Deeper regional trade and connectivity can reduce the isolation of Northeast India, give Indian firms better access to markets in South Asia and East Asia, and allow it to substitute fossil fuels by cleaner hydropower from Nepal and Bhutan. Citing gains for Indian consumers will also gain from the availability of a greater variety of consumer goods at cheaper prices. It said the trade between India and Pakistan is $2 billion but without trade barriers, this could be $37 billion.

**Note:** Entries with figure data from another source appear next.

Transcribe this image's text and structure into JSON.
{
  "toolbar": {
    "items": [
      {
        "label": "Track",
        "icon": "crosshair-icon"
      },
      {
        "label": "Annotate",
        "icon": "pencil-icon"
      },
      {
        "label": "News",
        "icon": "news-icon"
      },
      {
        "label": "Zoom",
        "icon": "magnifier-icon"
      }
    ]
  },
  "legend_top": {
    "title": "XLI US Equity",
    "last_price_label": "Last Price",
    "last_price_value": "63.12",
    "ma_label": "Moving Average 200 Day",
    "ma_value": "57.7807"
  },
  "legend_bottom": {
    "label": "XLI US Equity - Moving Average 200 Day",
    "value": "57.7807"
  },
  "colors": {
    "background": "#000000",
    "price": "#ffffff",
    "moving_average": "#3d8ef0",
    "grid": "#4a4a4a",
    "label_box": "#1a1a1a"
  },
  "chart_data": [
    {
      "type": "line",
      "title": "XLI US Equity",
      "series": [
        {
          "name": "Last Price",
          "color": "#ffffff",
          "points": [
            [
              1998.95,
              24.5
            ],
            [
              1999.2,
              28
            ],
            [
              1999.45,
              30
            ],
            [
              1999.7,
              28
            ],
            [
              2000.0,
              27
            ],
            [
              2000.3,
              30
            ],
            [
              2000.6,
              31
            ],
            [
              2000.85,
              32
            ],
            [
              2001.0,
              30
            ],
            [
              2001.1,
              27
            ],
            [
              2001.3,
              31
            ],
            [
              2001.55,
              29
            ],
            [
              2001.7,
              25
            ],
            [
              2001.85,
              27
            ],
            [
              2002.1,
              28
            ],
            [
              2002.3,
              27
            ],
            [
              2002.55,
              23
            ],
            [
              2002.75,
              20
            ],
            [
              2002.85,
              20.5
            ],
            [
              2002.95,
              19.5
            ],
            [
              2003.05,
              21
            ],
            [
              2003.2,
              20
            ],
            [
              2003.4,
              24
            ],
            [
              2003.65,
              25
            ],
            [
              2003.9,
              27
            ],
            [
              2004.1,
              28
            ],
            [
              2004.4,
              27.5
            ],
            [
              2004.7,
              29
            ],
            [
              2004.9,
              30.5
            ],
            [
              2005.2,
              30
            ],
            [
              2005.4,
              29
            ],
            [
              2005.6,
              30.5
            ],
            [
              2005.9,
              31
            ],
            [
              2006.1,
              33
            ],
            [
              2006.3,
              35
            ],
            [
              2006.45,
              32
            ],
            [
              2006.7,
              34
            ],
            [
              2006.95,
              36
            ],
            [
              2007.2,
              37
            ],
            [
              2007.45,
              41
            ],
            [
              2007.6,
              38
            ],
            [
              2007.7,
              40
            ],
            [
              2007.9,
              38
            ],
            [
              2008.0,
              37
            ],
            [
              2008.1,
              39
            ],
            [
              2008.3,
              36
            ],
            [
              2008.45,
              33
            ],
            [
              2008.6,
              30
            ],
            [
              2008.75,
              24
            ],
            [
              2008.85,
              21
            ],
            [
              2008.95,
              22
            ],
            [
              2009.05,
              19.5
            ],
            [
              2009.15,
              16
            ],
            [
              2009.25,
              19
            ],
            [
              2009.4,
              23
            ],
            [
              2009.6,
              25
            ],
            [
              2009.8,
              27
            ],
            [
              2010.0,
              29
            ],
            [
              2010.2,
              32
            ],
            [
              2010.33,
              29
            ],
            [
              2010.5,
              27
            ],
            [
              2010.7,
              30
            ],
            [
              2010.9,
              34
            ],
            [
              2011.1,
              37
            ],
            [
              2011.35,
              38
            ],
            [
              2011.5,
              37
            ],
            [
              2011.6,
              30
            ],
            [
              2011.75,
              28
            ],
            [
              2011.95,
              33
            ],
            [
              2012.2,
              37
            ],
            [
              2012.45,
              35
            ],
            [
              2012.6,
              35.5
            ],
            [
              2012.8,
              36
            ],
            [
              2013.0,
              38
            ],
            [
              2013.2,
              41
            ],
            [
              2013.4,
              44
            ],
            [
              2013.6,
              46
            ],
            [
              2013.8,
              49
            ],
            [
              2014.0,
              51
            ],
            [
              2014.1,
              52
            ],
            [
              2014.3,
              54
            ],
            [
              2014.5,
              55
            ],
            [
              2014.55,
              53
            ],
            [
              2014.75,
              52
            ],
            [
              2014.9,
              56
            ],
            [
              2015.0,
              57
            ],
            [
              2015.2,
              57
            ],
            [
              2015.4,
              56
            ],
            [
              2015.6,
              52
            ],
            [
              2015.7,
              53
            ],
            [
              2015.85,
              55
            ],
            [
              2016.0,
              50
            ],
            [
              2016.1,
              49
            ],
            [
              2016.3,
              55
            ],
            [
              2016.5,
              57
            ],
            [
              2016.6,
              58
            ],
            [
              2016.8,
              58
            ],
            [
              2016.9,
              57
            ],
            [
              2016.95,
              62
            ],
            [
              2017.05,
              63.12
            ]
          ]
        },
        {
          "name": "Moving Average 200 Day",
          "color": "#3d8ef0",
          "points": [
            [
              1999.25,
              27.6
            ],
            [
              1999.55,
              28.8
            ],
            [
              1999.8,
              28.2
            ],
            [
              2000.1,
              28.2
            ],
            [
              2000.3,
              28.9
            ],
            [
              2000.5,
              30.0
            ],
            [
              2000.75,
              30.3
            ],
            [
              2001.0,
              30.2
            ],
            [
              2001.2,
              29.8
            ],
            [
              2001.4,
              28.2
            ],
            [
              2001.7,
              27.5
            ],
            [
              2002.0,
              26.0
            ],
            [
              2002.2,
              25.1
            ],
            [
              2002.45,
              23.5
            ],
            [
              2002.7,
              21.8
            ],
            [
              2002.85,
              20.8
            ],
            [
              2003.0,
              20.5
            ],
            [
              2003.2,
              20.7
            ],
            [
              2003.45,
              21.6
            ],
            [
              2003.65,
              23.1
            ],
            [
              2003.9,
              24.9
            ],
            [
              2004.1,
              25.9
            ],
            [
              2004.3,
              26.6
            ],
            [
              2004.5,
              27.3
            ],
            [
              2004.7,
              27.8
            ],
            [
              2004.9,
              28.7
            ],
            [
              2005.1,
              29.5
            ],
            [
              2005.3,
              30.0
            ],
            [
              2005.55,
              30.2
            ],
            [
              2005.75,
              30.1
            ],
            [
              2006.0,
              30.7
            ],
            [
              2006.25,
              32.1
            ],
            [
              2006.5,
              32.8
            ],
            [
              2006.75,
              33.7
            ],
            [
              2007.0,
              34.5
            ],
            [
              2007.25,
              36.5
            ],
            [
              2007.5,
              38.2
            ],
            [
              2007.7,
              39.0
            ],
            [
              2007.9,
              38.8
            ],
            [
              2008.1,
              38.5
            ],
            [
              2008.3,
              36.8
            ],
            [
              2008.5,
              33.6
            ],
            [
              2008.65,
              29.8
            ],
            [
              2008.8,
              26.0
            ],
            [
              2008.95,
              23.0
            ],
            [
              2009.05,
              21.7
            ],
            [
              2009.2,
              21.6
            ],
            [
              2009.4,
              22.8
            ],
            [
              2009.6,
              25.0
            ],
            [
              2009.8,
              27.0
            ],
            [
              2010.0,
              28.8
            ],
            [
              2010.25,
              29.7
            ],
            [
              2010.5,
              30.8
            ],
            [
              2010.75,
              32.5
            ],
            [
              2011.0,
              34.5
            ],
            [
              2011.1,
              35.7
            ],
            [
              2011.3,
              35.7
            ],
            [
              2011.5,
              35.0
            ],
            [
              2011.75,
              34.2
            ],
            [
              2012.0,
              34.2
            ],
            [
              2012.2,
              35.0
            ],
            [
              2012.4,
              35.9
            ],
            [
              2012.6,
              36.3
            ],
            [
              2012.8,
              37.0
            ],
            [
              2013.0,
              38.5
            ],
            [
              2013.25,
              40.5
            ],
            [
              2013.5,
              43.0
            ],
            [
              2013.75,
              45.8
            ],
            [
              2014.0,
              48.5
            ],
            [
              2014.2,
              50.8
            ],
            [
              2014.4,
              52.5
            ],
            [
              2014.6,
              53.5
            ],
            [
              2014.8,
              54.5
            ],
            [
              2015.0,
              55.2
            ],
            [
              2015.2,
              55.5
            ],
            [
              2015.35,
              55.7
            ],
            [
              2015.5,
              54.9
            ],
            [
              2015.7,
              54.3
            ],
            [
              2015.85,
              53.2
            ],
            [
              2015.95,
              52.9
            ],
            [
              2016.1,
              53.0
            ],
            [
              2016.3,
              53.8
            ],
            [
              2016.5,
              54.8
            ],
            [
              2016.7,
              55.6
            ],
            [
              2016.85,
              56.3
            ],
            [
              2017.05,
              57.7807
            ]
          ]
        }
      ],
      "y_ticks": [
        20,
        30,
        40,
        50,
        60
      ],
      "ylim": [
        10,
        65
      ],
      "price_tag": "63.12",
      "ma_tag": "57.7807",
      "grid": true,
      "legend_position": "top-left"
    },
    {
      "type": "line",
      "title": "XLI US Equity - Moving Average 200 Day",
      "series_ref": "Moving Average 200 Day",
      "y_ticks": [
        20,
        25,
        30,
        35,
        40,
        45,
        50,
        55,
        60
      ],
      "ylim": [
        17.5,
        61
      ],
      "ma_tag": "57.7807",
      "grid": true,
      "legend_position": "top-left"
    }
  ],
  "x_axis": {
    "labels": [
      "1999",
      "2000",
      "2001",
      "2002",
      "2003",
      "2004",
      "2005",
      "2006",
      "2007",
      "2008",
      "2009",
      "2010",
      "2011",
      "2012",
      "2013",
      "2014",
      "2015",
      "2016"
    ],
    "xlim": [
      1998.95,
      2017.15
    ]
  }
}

Given its complicated history, size asymmetries, and a trust deficit, small steps backed by policy persistence is probably the right way to go for South Asia. An incremental approach towards deeper trade cooperation could be powerful. It highlights two specific examples of cooperation in the region that sheds light on both the barriers and the opportunities related to regional trade and connectivity-the setting up of borders haats by India and Bangladesh to enable small-volume trading among local communities on both sides of the border and second, liberalization of India-Sri Lanka air services, which has improved connectivity, reduced air fares, and increased passenger traffic and air cargo volume.

The report emphasized that South Asian trade regimes discriminate against neighbours and protection is greater in the case of imports from within the South Asia region than from the rest of the world.  he costs of trading, which are a reflection of the transportation and logistics infrastructure and the efficiency of customs and border procedures, are considerably higher within South Asia than within other trade blocks of comparable size.

Complicated and non-transparent non-tariff measures erode the market access granted by South Asian countries to each other and are sometimes held responsible for undermining the unrestricted market access granted to the least developed countries by India. The report recommends an approach of open regionalism, and views intra-regional trade as complementary to, and as a stepping stone for, deeper global integration.